It was a wild week for the market. SPX touched 2800 after the trade truce in G 20 on Monday. Then a 3-4% selloff followed the next day. The majors have booked two of 2-3% down days in a week. RUT is closed below Nov's low. SPX is parked right at the low of the last month. It's a pretty bearish picture. Fed's dovish talk and the trade war truce didn't save the market. Could this retest be successful? The next support level is the Feb lows.
Had a hairy moment on Wednesday night after the futures opened gap down. I had a margin call that evening. I came up with an idea to trade the SPX to roll a couple of my positions during the Europen open at 3 AM. It could save a client's account and mine. I made it with a little technical glitch. Although it was a wash on Thursday, our accounts stood for today's 2% selloff. Three of my ITM bear calls are off the book today. It recovered about $30K for the portfolio nicely. That should allow me to reverse more to the downside should the market continue to sell off. I need to watch out not adding more positions on each side.
My portfolio is still shaky.
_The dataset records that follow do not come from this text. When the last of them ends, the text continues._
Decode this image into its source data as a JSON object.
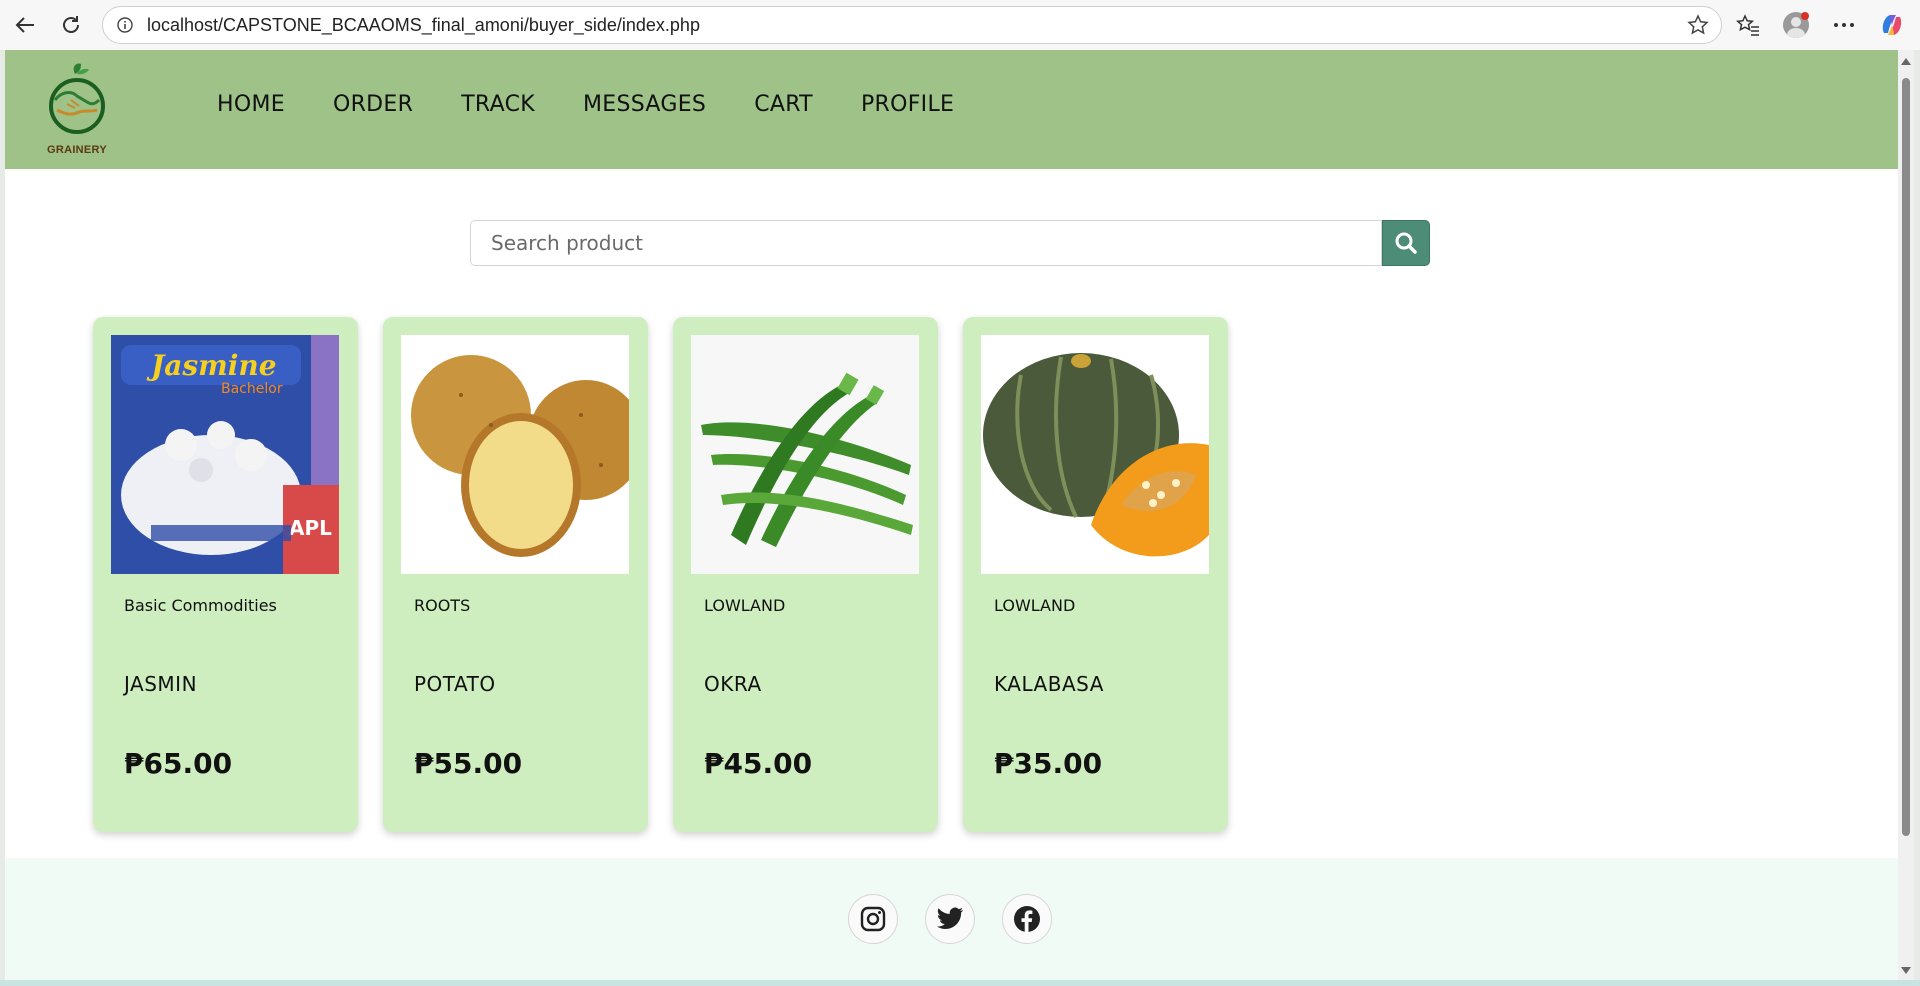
{
  "browser": {
    "url": "localhost/CAPSTONE_BCAAOMS_final_amoni/buyer_side/index.php"
  },
  "header": {
    "logo_text": "GRAINERY",
    "nav": [
      "HOME",
      "ORDER",
      "TRACK",
      "MESSAGES",
      "CART",
      "PROFILE"
    ]
  },
  "search": {
    "placeholder": "Search product"
  },
  "products": [
    {
      "category": "Basic Commodities",
      "name": "JASMIN",
      "price": "₱65.00",
      "image": "jasmine-rice-bag"
    },
    {
      "category": "ROOTS",
      "name": "POTATO",
      "price": "₱55.00",
      "image": "potatoes"
    },
    {
      "category": "LOWLAND",
      "name": "OKRA",
      "price": "₱45.00",
      "image": "okra"
    },
    {
      "category": "LOWLAND",
      "name": "KALABASA",
      "price": "₱35.00",
      "image": "squash"
    }
  ],
  "footer": {
    "social": [
      "instagram-icon",
      "twitter-icon",
      "facebook-icon"
    ]
  },
  "colors": {
    "header_bg": "#9ec287",
    "card_bg": "#cfeebf",
    "search_button": "#4d8c77",
    "footer_bg": "#f1fbf6"
  }
}
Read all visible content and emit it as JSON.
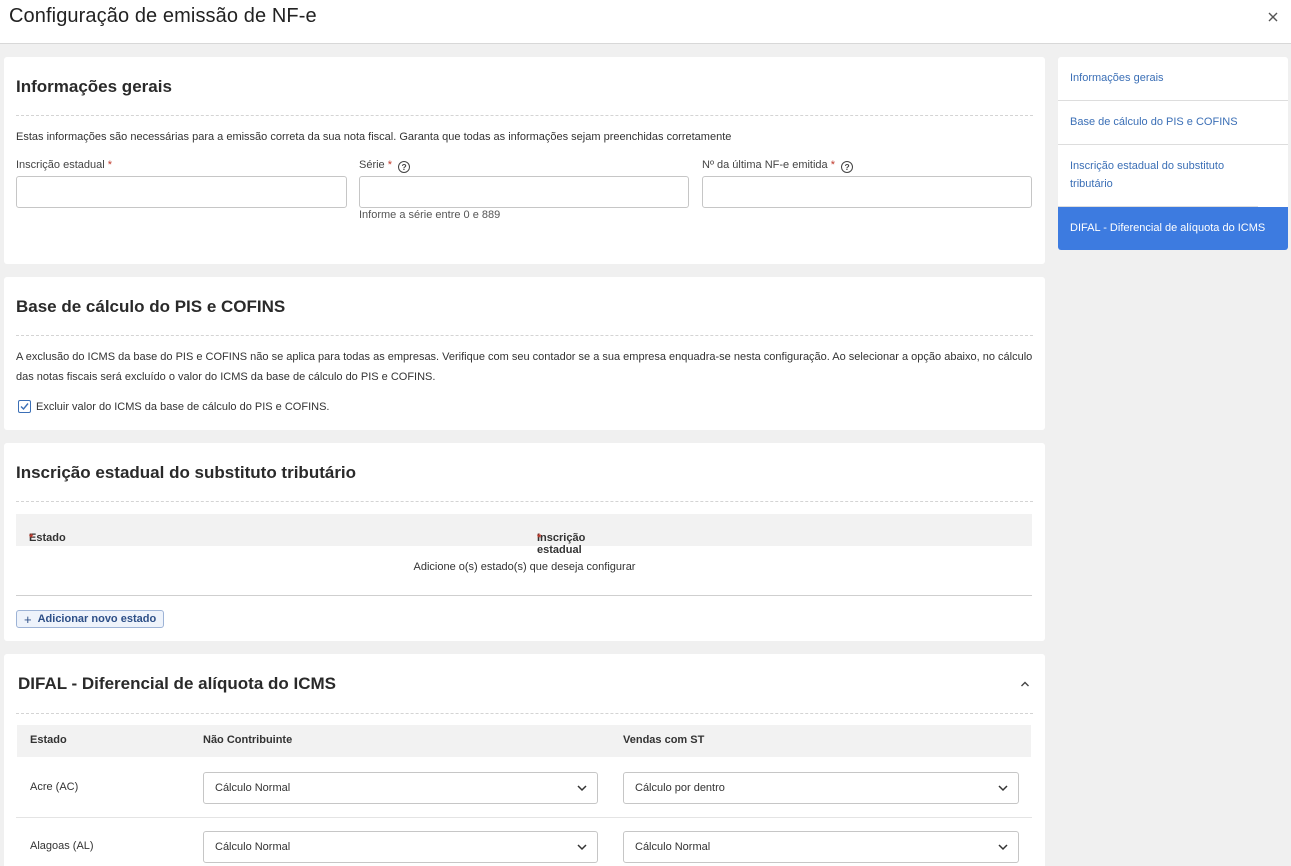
{
  "header": {
    "title": "Configuração de emissão de NF-e"
  },
  "section_general": {
    "title": "Informações gerais",
    "description": "Estas informações são necessárias para a emissão correta da sua nota fiscal. Garanta que todas as informações sejam preenchidas corretamente",
    "state_registration_label": "Inscrição estadual",
    "series_label": "Série",
    "series_hint": "Informe a série entre 0 e 889",
    "last_invoice_label": "Nº da última NF-e emitida",
    "required_mark": "*"
  },
  "section_pis_cofins": {
    "title": "Base de cálculo do PIS e COFINS",
    "description": "A exclusão do ICMS da base do PIS e COFINS não se aplica para todas as empresas. Verifique com seu contador se a sua empresa enquadra-se nesta configuração. Ao selecionar a opção abaixo, no cálculo das notas fiscais será excluído o valor do ICMS da base de cálculo do PIS e COFINS.",
    "checkbox_label": "Excluir valor do ICMS da base de cálculo do PIS e COFINS.",
    "checkbox_checked": true
  },
  "section_substitute": {
    "title": "Inscrição estadual do substituto tributário",
    "columns": [
      "Estado",
      "Inscrição estadual"
    ],
    "empty_message": "Adicione o(s) estado(s) que deseja configurar",
    "add_button": "Adicionar novo estado"
  },
  "section_difal": {
    "title": "DIFAL - Diferencial de alíquota do ICMS",
    "columns": [
      "Estado",
      "Não Contribuinte",
      "Vendas com ST"
    ],
    "rows": [
      {
        "state": "Acre (AC)",
        "non_contributor": "Cálculo Normal",
        "st_sales": "Cálculo por dentro"
      },
      {
        "state": "Alagoas (AL)",
        "non_contributor": "Cálculo Normal",
        "st_sales": "Cálculo Normal"
      }
    ]
  },
  "sidenav": {
    "items": [
      "Informações gerais",
      "Base de cálculo do PIS e COFINS",
      "Inscrição estadual do substituto tributário",
      "DIFAL - Diferencial de alíquota do ICMS"
    ],
    "active_index": 3
  },
  "colors": {
    "accent": "#3d7be0",
    "link": "#3b6fb6",
    "required": "#c0392b"
  }
}
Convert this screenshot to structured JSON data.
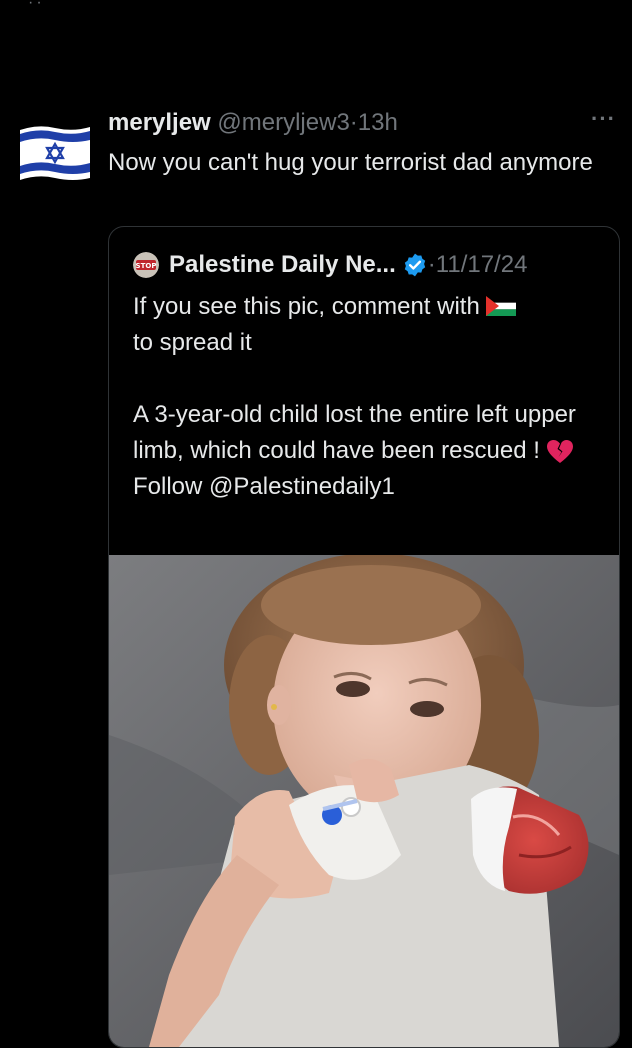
{
  "top": {
    "dots": "··"
  },
  "tweet": {
    "display_name": "meryljew",
    "handle": "@meryljew3",
    "separator": "·",
    "time": "13h",
    "more": "···",
    "text": "Now you can't hug your terrorist dad anymore",
    "avatar_icon": "israel-flag-icon"
  },
  "quote": {
    "display_name": "Palestine Daily Ne...",
    "separator": "·",
    "date": "11/17/24",
    "avatar_text": "STOP",
    "line1_before_flag": "If you see this pic, comment with",
    "line1_flag_icon": "palestine-flag-icon",
    "line2": "to spread it",
    "paragraph2": "A 3-year-old child lost the entire left upper limb, which could have been rescued !",
    "heart_icon": "broken-heart-icon",
    "follow": "Follow @Palestinedaily1",
    "photo_icon": "photo-child-icon"
  },
  "colors": {
    "background": "#000000",
    "text": "#e7e9ea",
    "muted": "#71767b",
    "border": "#2f3336",
    "verified": "#1d9bf0"
  }
}
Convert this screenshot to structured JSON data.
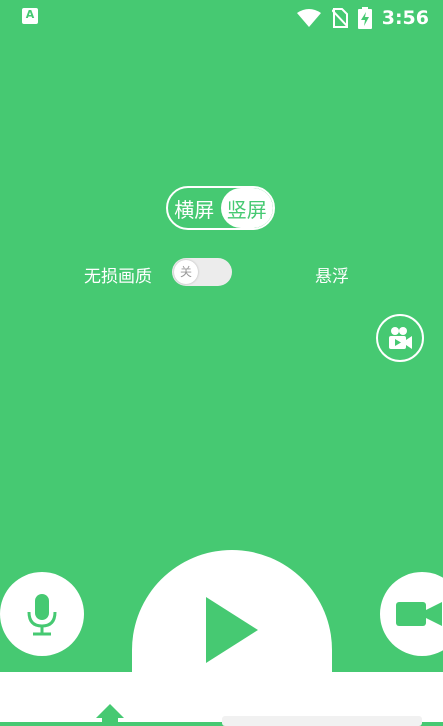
{
  "status_bar": {
    "app_icon_letter": "A",
    "time": "3:56"
  },
  "orientation_toggle": {
    "landscape": "横屏",
    "portrait": "竖屏",
    "selected": "portrait"
  },
  "options": {
    "lossless_label": "无损画质",
    "lossless_switch_text": "关",
    "lossless_switch_on": false,
    "floating_label": "悬浮"
  },
  "colors": {
    "accent_green": "#46C972",
    "white": "#FFFFFF"
  },
  "icons": {
    "record_side": "video-camera-icon",
    "mic": "microphone-icon",
    "play": "play-icon",
    "camera": "video-camera-icon",
    "home": "home-icon"
  }
}
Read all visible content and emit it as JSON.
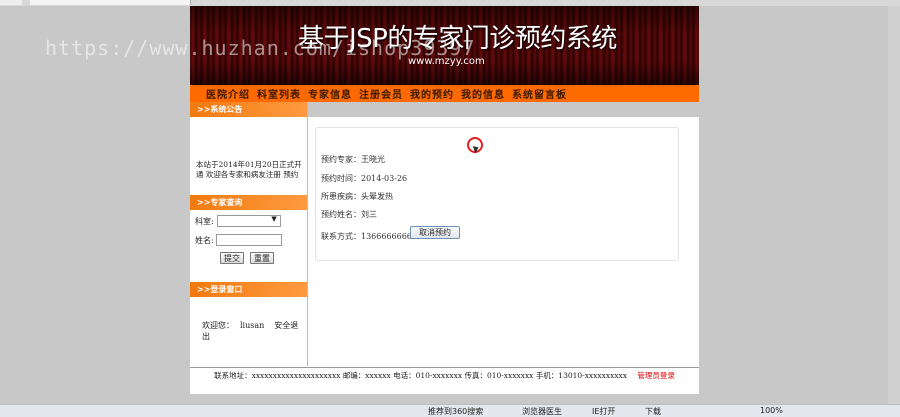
{
  "banner": {
    "title": "基于JSP的专家门诊预约系统",
    "url": "www.mzyy.com"
  },
  "watermark": "https://www.huzhan.com/ishop39397",
  "nav": [
    "医院介绍",
    "科室列表",
    "专家信息",
    "注册会员",
    "我的预约",
    "我的信息",
    "系统留言板"
  ],
  "sidebar": {
    "notice_title": ">>系统公告",
    "notice_text": "本站于2014年01月20日正式开通 欢迎各专家和病友注册 预约",
    "search_title": ">>专家查询",
    "dept_label": "科室:",
    "name_label": "姓名:",
    "submit_label": "提交",
    "reset_label": "重置",
    "login_title": ">>登录窗口",
    "welcome": "欢迎您：",
    "username": "liusan",
    "logout": "安全退出"
  },
  "appointment": {
    "expert": "预约专家：王晓光",
    "time": "预约时间：2014-03-26",
    "illness": "所患疾病：头晕发热",
    "patient": "预约姓名：刘三",
    "contact": "联系方式：13666666666",
    "cancel_label": "取消预约"
  },
  "footer": {
    "address": "联系地址：xxxxxxxxxxxxxxxxxxxxx",
    "postcode": "邮编：xxxxxx",
    "phone": "电话：010-xxxxxxx",
    "fax": "传真：010-xxxxxxx",
    "mobile": "手机：13010-xxxxxxxxxx",
    "admin_login": "管理员登录"
  },
  "statusbar": {
    "item1": "推荐到360搜索",
    "item2": "浏览器医生",
    "item3": "IE打开",
    "item4": "下载",
    "zoom": "100%"
  }
}
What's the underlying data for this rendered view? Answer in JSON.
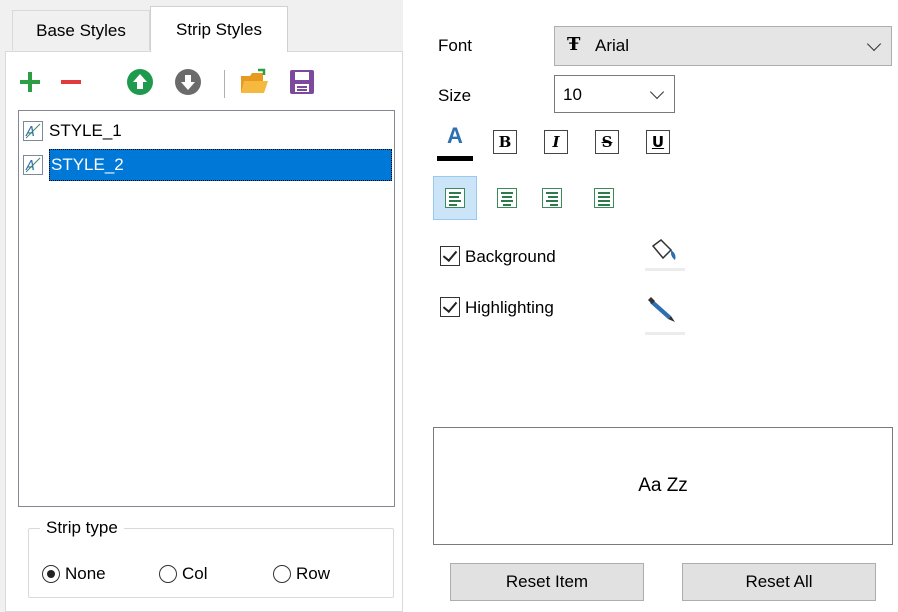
{
  "tabs": [
    {
      "label": "Base Styles",
      "active": false
    },
    {
      "label": "Strip Styles",
      "active": true
    }
  ],
  "toolbar": [
    {
      "icon": "add-icon",
      "color": "#2e9e45"
    },
    {
      "icon": "remove-icon",
      "color": "#e03c3c"
    },
    {
      "icon": "move-up-icon",
      "color": "#1e9a4e"
    },
    {
      "icon": "move-down-icon",
      "color": "#666666"
    },
    {
      "icon": "open-folder-icon",
      "color": "#f0a830"
    },
    {
      "icon": "save-icon",
      "color": "#7b4a9e"
    }
  ],
  "styles_list": {
    "items": [
      {
        "label": "STYLE_1",
        "selected": false
      },
      {
        "label": "STYLE_2",
        "selected": true
      }
    ]
  },
  "strip_type": {
    "title": "Strip type",
    "options": [
      {
        "label": "None",
        "checked": true
      },
      {
        "label": "Col",
        "checked": false
      },
      {
        "label": "Row",
        "checked": false
      }
    ]
  },
  "font": {
    "label": "Font",
    "value": "Arial"
  },
  "size": {
    "label": "Size",
    "value": "10"
  },
  "format_buttons": {
    "color": "A",
    "bold": "B",
    "italic": "I",
    "strike": "S",
    "underline": "U"
  },
  "background": {
    "label": "Background",
    "checked": true
  },
  "highlighting": {
    "label": "Highlighting",
    "checked": true
  },
  "preview": {
    "text": "Aa Zz"
  },
  "buttons": {
    "reset_item": "Reset Item",
    "reset_all": "Reset All"
  },
  "colors": {
    "accent": "#0078d7",
    "font_color_bar": "#000000",
    "align_active_bg": "#cce4f7"
  }
}
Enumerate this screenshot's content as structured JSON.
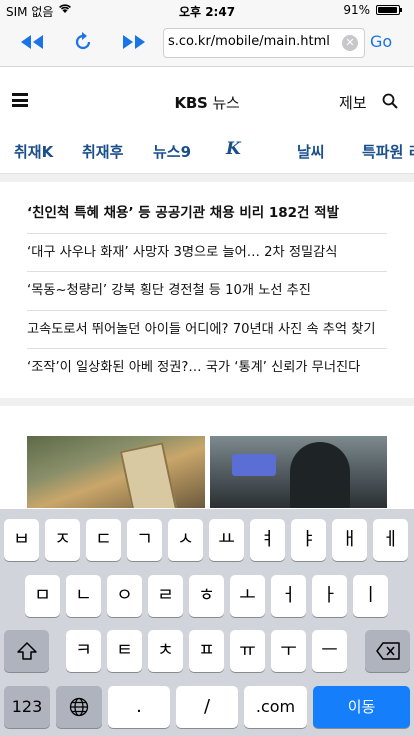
{
  "status": {
    "carrier": "SIM 없음",
    "time": "오후 2:47",
    "battery_pct": "91%",
    "battery_level": 0.91
  },
  "browser": {
    "back_icon": "rewind-icon",
    "reload_icon": "reload-icon",
    "forward_icon": "fast-forward-icon",
    "url": "s.co.kr/mobile/main.html",
    "go_label": "Go",
    "accent": "#1a73e8"
  },
  "site": {
    "logo_brand": "KBS",
    "logo_sub": "뉴스",
    "report_label": "제보"
  },
  "categories": [
    "취재K",
    "취재후",
    "뉴스9",
    "K",
    "날씨",
    "특파원 리"
  ],
  "headlines": [
    "‘친인척 특혜 채용’ 등 공공기관 채용 비리 182건 적발",
    "‘대구 사우나 화재’ 사망자 3명으로 늘어… 2차 정밀감식",
    "‘목동~청량리’ 강북 횡단 경전철 등 10개 노선 추진",
    "고속도로서 뛰어놀던 아이들 어디에? 70년대 사진 속 추억 찾기",
    "‘조작’이 일상화된 아베 정권?… 국가 ‘통계’ 신뢰가 무너진다"
  ],
  "keyboard": {
    "row1": [
      "ㅂ",
      "ㅈ",
      "ㄷ",
      "ㄱ",
      "ㅅ",
      "ㅛ",
      "ㅕ",
      "ㅑ",
      "ㅐ",
      "ㅔ"
    ],
    "row2": [
      "ㅁ",
      "ㄴ",
      "ㅇ",
      "ㄹ",
      "ㅎ",
      "ㅗ",
      "ㅓ",
      "ㅏ",
      "ㅣ"
    ],
    "row3": [
      "ㅋ",
      "ㅌ",
      "ㅊ",
      "ㅍ",
      "ㅠ",
      "ㅜ",
      "ㅡ"
    ],
    "shift_icon": "shift-icon",
    "delete_icon": "backspace-icon",
    "numbers_label": "123",
    "globe_icon": "globe-icon",
    "dot_label": ".",
    "slash_label": "/",
    "com_label": ".com",
    "go_label": "이동"
  }
}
Net liq is at 114K after paid 5K back to ET. The margin ratio is at 38%. Leverage is 4.7. The 2 DTE system failed on Thursday during the selloff. It was designed to withstand 1.5% movement in 1 day. Then SPX dropped 3% in one day. Every time I get hit when I am overconfident and disobey my rules. I didn't want to trade it in my account due to the limited buying power. I didn't hold my disciplines.
My work for next week is continuing to deleverage. I haven't collected many premiums and spend part of the collection on hedging each week. I found that reversal can also help reduce margins. But need to watch out for adding positions on the opposite side.